Better Gear for Cheaper
The 27 words of the Second Amendment are perhaps the most argued over in the entire Constitution. They have been variously regarded as protecting the right to own an AR-15, an impediment to “sensible” gun control, an outdated relic of the 18th Century England, and a uniquely American idea.
I have no wish to add to the hundreds of interpretations that are already out there. Instead, I want to look at an aspect of the Second Amendment that is often overlooked: its interaction with the Tenth Amendment.
Almost everyone knows the second amendment by heart, but for reference here it is: “A well regulated militia being necessary to the security of a free state, the right of the people to keep and bear arms shall not be infringed.”
That there is some interaction between this and the Tenth Amendment is immediately apparent from the wording. But does the Second imply that the right to bear arms flows from the rights of states to well-regulated militias, or is the individual right to bear arms independent of this?
The Second Amendment was derived, ultimately, from English law, and specifically from the English Bill Of Rights of 1689, which codified a common law right to self-defense. In District of Columbia v. Heller (2008), the SCOTUS tackled the question of whether English Bill Of Rights created a new right, or merely codified an existing one. The Supreme Court found that the English right at the time of the passing of the English Bill of Rights was “clearly an individual right, having nothing whatsoever to do with service in the militia,” and therefore predated the bill.

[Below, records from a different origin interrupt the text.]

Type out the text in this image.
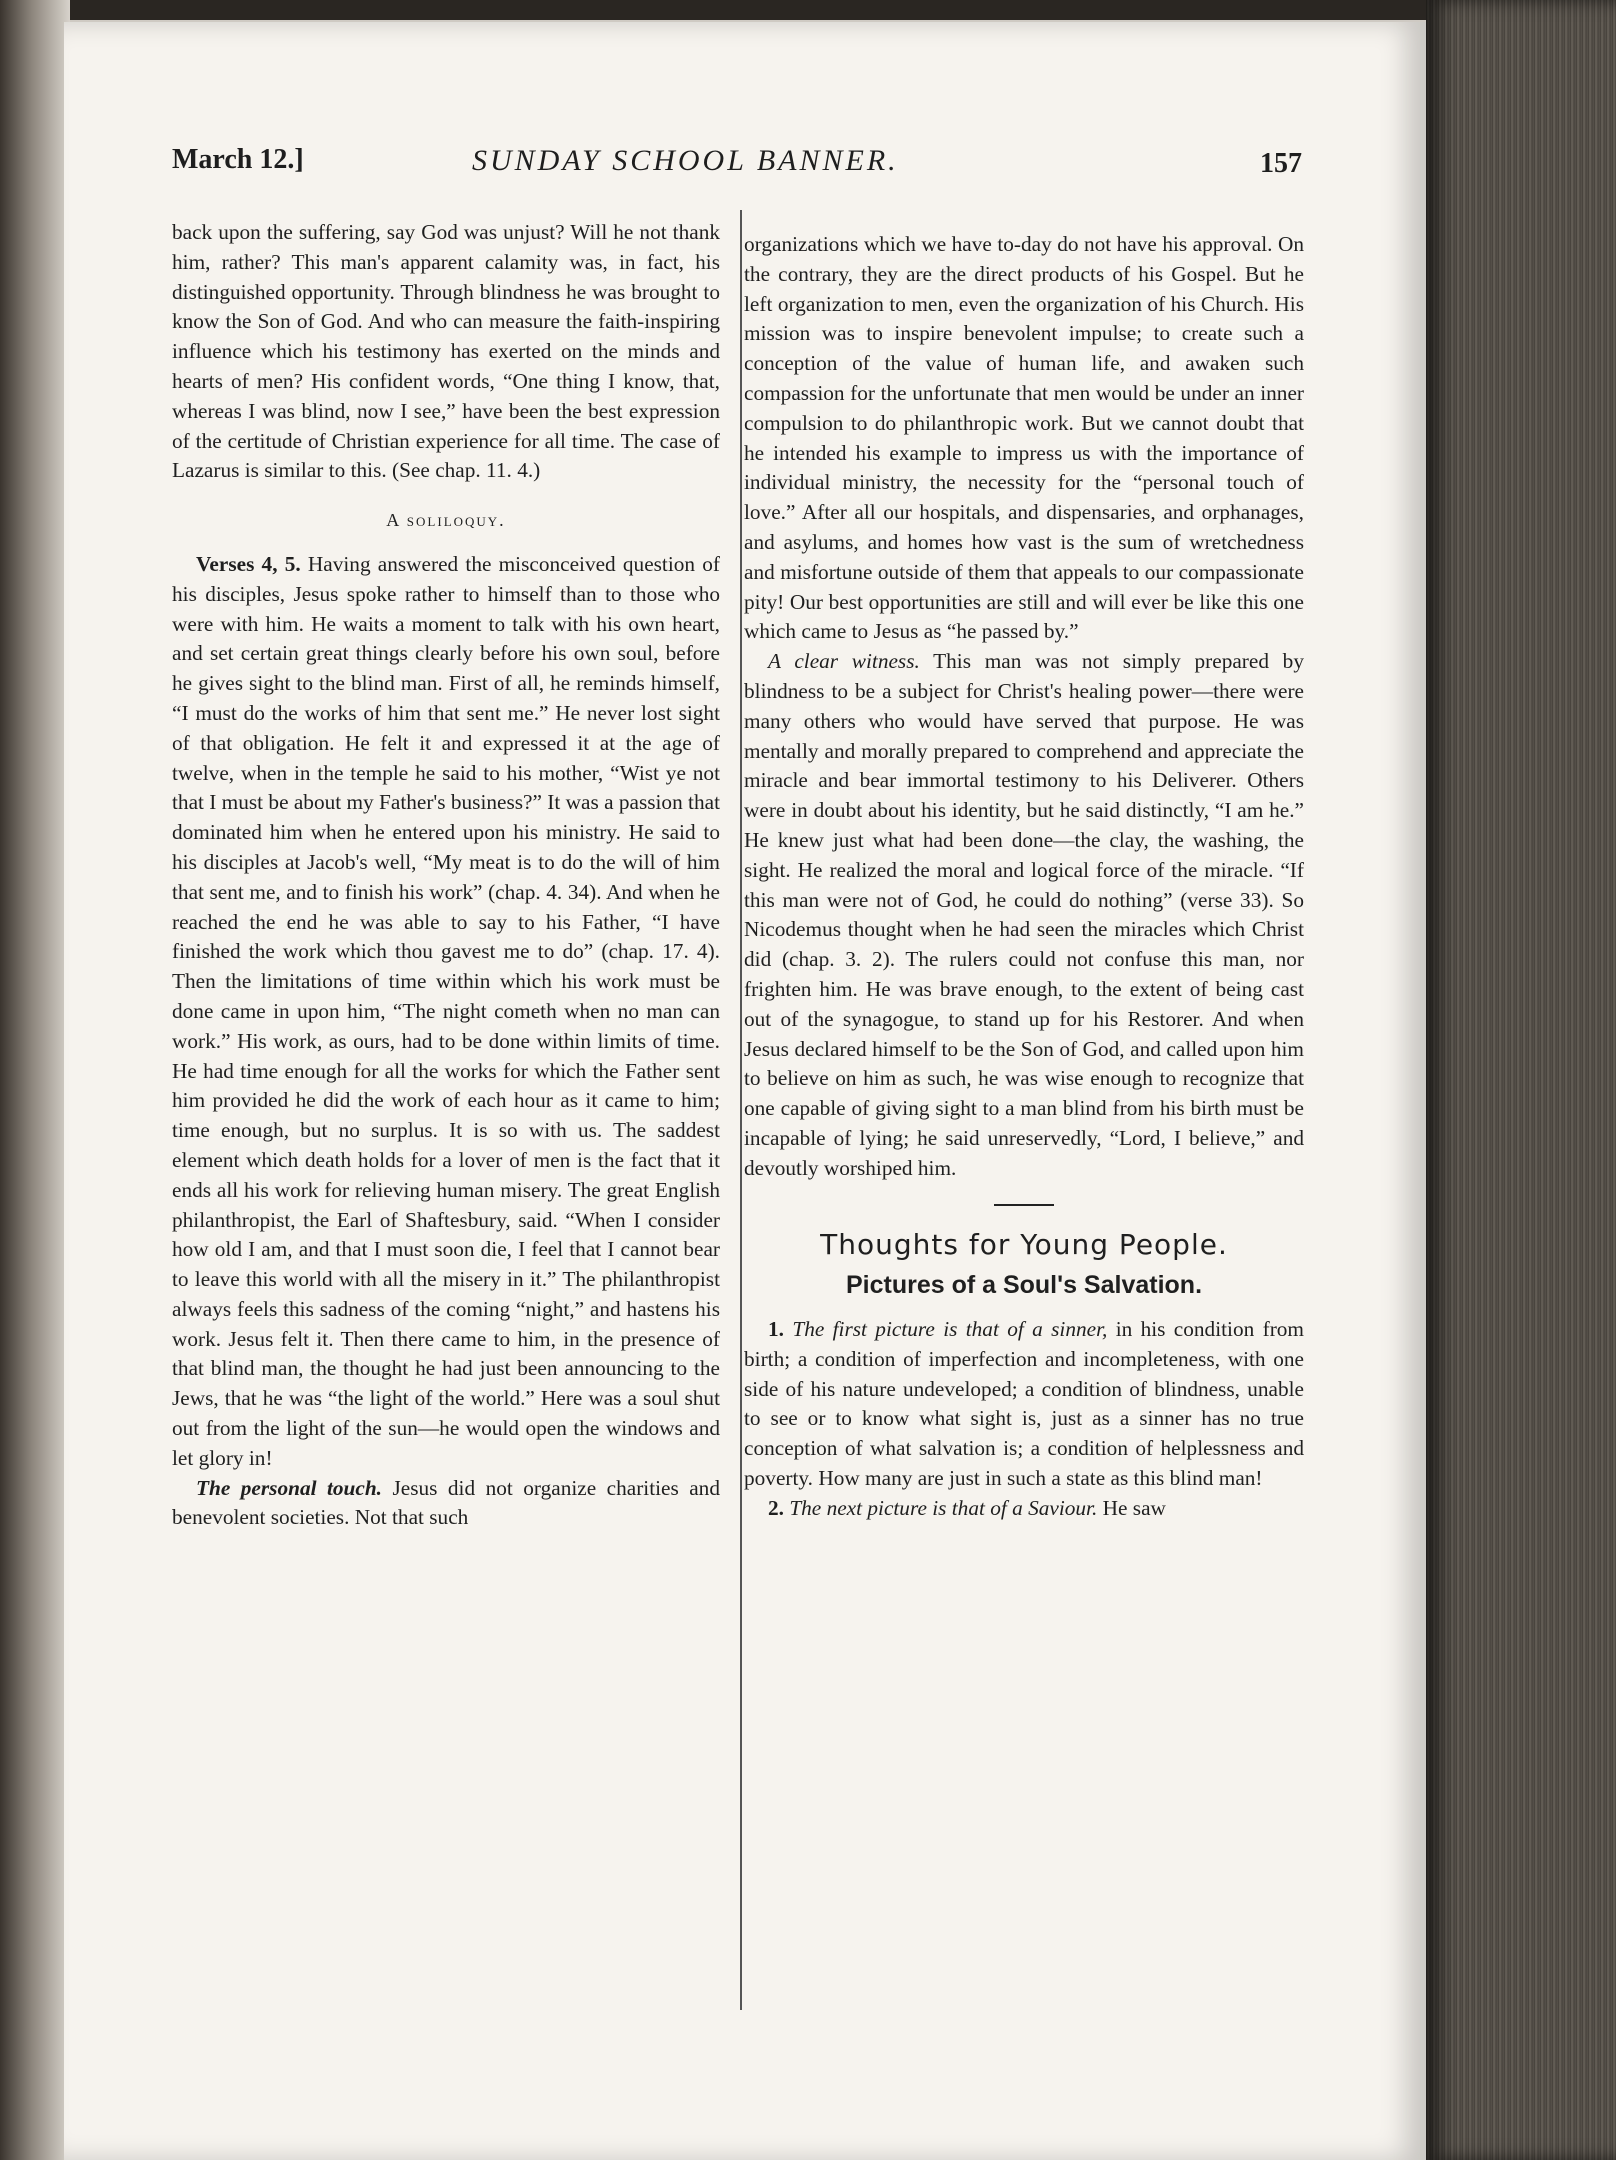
March 12.]	SUNDAY SCHOOL BANNER.	157

back upon the suffering, say God was unjust? Will he not thank him, rather? This man's apparent calamity was, in fact, his distinguished opportunity. Through blindness he was brought to know the Son of God. And who can measure the faith-inspiring influence which his testimony has exerted on the minds and hearts of men? His confident words, “One thing I know, that, whereas I was blind, now I see,” have been the best expression of the certitude of Christian experience for all time. The case of Lazarus is similar to this. (See chap. 11. 4.)

A soliloquy.

Verses 4, 5. Having answered the misconceived question of his disciples, Jesus spoke rather to himself than to those who were with him. He waits a moment to talk with his own heart, and set certain great things clearly before his own soul, before he gives sight to the blind man. First of all, he reminds himself, “I must do the works of him that sent me.” He never lost sight of that obligation. He felt it and expressed it at the age of twelve, when in the temple he said to his mother, “Wist ye not that I must be about my Father's business?” It was a passion that dominated him when he entered upon his ministry. He said to his disciples at Jacob's well, “My meat is to do the will of him that sent me, and to finish his work” (chap. 4. 34). And when he reached the end he was able to say to his Father, “I have finished the work which thou gavest me to do” (chap. 17. 4). Then the limitations of time within which his work must be done came in upon him, “The night cometh when no man can work.” His work, as ours, had to be done within limits of time. He had time enough for all the works for which the Father sent him provided he did the work of each hour as it came to him; time enough, but no surplus. It is so with us. The saddest element which death holds for a lover of men is the fact that it ends all his work for relieving human misery. The great English philanthropist, the Earl of Shaftesbury, said. “When I consider how old I am, and that I must soon die, I feel that I cannot bear to leave this world with all the misery in it.” The philanthropist always feels this sadness of the coming “night,” and hastens his work. Jesus felt it. Then there came to him, in the presence of that blind man, the thought he had just been announcing to the Jews, that he was “the light of the world.” Here was a soul shut out from the light of the sun—he would open the windows and let glory in!

The personal touch. Jesus did not organize charities and benevolent societies. Not that such

organizations which we have to-day do not have his approval. On the contrary, they are the direct products of his Gospel. But he left organization to men, even the organization of his Church. His mission was to inspire benevolent impulse; to create such a conception of the value of human life, and awaken such compassion for the unfortunate that men would be under an inner compulsion to do philanthropic work. But we cannot doubt that he intended his example to impress us with the importance of individual ministry, the necessity for the “personal touch of love.” After all our hospitals, and dispensaries, and orphanages, and asylums, and homes how vast is the sum of wretchedness and misfortune outside of them that appeals to our compassionate pity! Our best opportunities are still and will ever be like this one which came to Jesus as “he passed by.”

A clear witness. This man was not simply prepared by blindness to be a subject for Christ's healing power—there were many others who would have served that purpose. He was mentally and morally prepared to comprehend and appreciate the miracle and bear immortal testimony to his Deliverer. Others were in doubt about his identity, but he said distinctly, “I am he.” He knew just what had been done—the clay, the washing, the sight. He realized the moral and logical force of the miracle. “If this man were not of God, he could do nothing” (verse 33). So Nicodemus thought when he had seen the miracles which Christ did (chap. 3. 2). The rulers could not confuse this man, nor frighten him. He was brave enough, to the extent of being cast out of the synagogue, to stand up for his Restorer. And when Jesus declared himself to be the Son of God, and called upon him to believe on him as such, he was wise enough to recognize that one capable of giving sight to a man blind from his birth must be incapable of lying; he said unreservedly, “Lord, I believe,” and devoutly worshiped him.

Thoughts for Young People.
Pictures of a Soul's Salvation.

1. The first picture is that of a sinner, in his condition from birth; a condition of imperfection and incompleteness, with one side of his nature undeveloped; a condition of blindness, unable to see or to know what sight is, just as a sinner has no true conception of what salvation is; a condition of helplessness and poverty. How many are just in such a state as this blind man!

2. The next picture is that of a Saviour. He saw
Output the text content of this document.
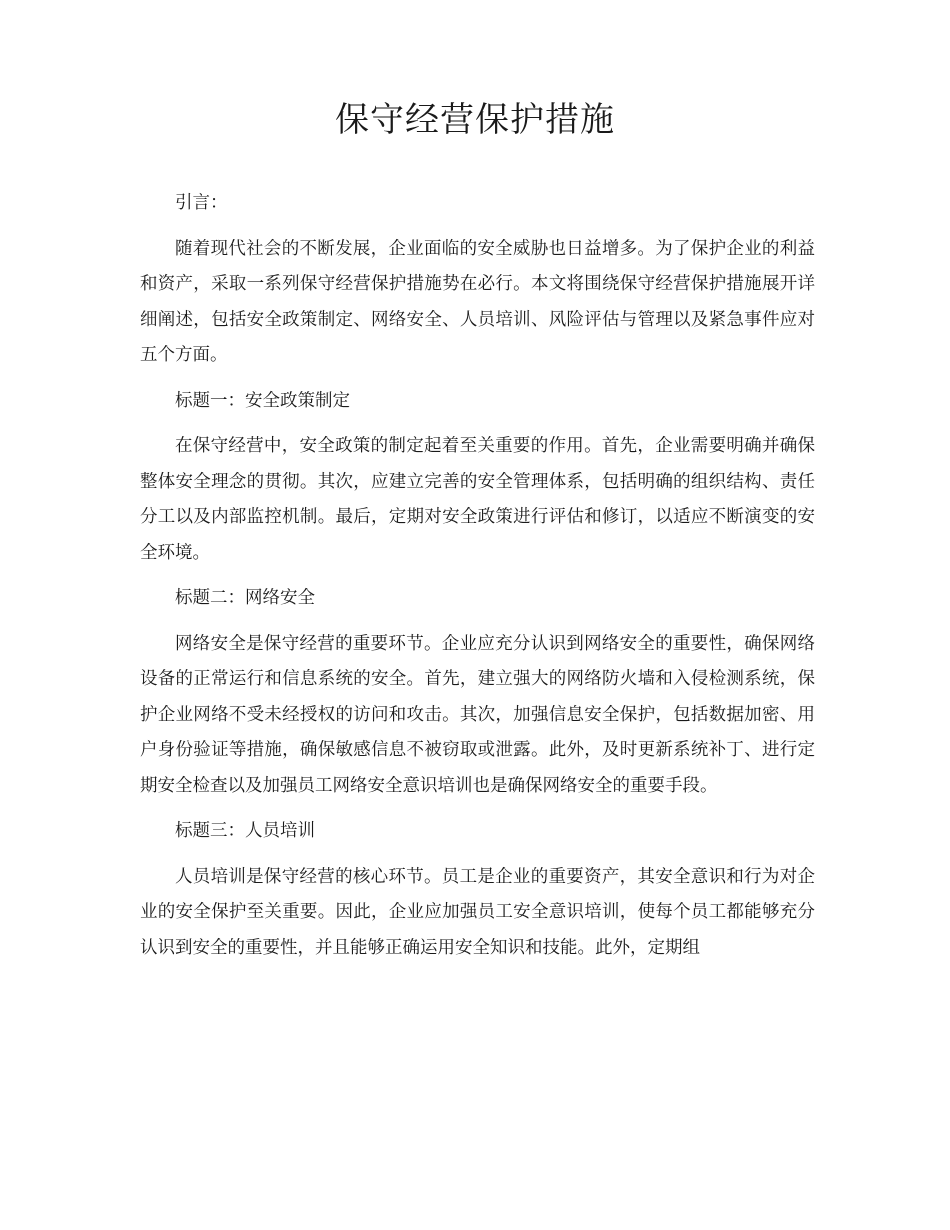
保守经营保护措施

引言：

随着现代社会的不断发展，企业面临的安全威胁也日益增多。为了保护企业的利益和资产，采取一系列保守经营保护措施势在必行。本文将围绕保守经营保护措施展开详细阐述，包括安全政策制定、网络安全、人员培训、风险评估与管理以及紧急事件应对五个方面。

标题一：安全政策制定

在保守经营中，安全政策的制定起着至关重要的作用。首先，企业需要明确并确保整体安全理念的贯彻。其次，应建立完善的安全管理体系，包括明确的组织结构、责任分工以及内部监控机制。最后，定期对安全政策进行评估和修订，以适应不断演变的安全环境。

标题二：网络安全

网络安全是保守经营的重要环节。企业应充分认识到网络安全的重要性，确保网络设备的正常运行和信息系统的安全。首先，建立强大的网络防火墙和入侵检测系统，保护企业网络不受未经授权的访问和攻击。其次，加强信息安全保护，包括数据加密、用户身份验证等措施，确保敏感信息不被窃取或泄露。此外，及时更新系统补丁、进行定期安全检查以及加强员工网络安全意识培训也是确保网络安全的重要手段。

标题三：人员培训

人员培训是保守经营的核心环节。员工是企业的重要资产，其安全意识和行为对企业的安全保护至关重要。因此，企业应加强员工安全意识培训，使每个员工都能够充分认识到安全的重要性，并且能够正确运用安全知识和技能。此外，定期组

The court’s pronouncement notwithstanding, there is a strain of legal opinion that holds the opposite: that the wording of the Second Amendment makes it clear the right to keep and bear arms is contingent on the power of states to maintain a well-regulated militia. This would certainly seem like “common sense” interpretation of the Second since its wording seems to imply that the right to bear arms flows from the necessity of state militias.
However, this alternative interpretation asserting an armed citizenry is guaranteed only in order to protect the states’ right to self-defense gives rise to a strange paradox. It would seem to give states the authority to organize and maintain militias, but power relating to militias and corporate defense is also delegated to the federal government under Article 1, Section 8.
This section states that the federal government has the power to “provide for organizing, arming, and disciplining, the Militia, and for governing such Part of them as may be employed in the Service of the United States, reserving to the States respectively, the Appointment of the Officers, and the Authority of training the Militia according to the discipline prescribed by Congress.”
Thus, the federal government could conceivably regulate certain weaponry in the context of the militia. Certain types of weapons could be prohibited, mandated or limited. But the interplay between states’ rights and the competencies of the federal government are much more complex than this. Federal power interferes in many areas that would seem, otherwise, to be entirely covered by the Second, such as mandating adequate eye protection on shooting ranges, or even potentially banning certain non-lethal accessories such as bump stocks and large magazines.
So, while the Second Amendment was ostensibly included to preserve the states’ power to control their independent militias, Article 1, Section 8 has been interpreted to mean that the federal government is able to ban them from using particular weapons, or even (to take an absurd example) mandating them to wear goggles.
The problem here is not hard to see if this argument is taken to its logical extreme. In a situation in which a particular state wishes to use its (permitted) militia to resist the power of the federal government, the weapons it is permitted to use to do so would be theoretically regulated by the oppressor.
Thankfully, this apparent contradiction is easily solved by rejecting an interpretation of the Second Amendment that links the right to bear arms to state militias.
To return to my point above, the ruling inDistrict of Columbia v. Heller was that the second, and the English Bill Of Rights before it, codifies a “natural right,” That, in short, there exists an individual right to bear arms, and that this should be protected from both state- andfederal-level interference.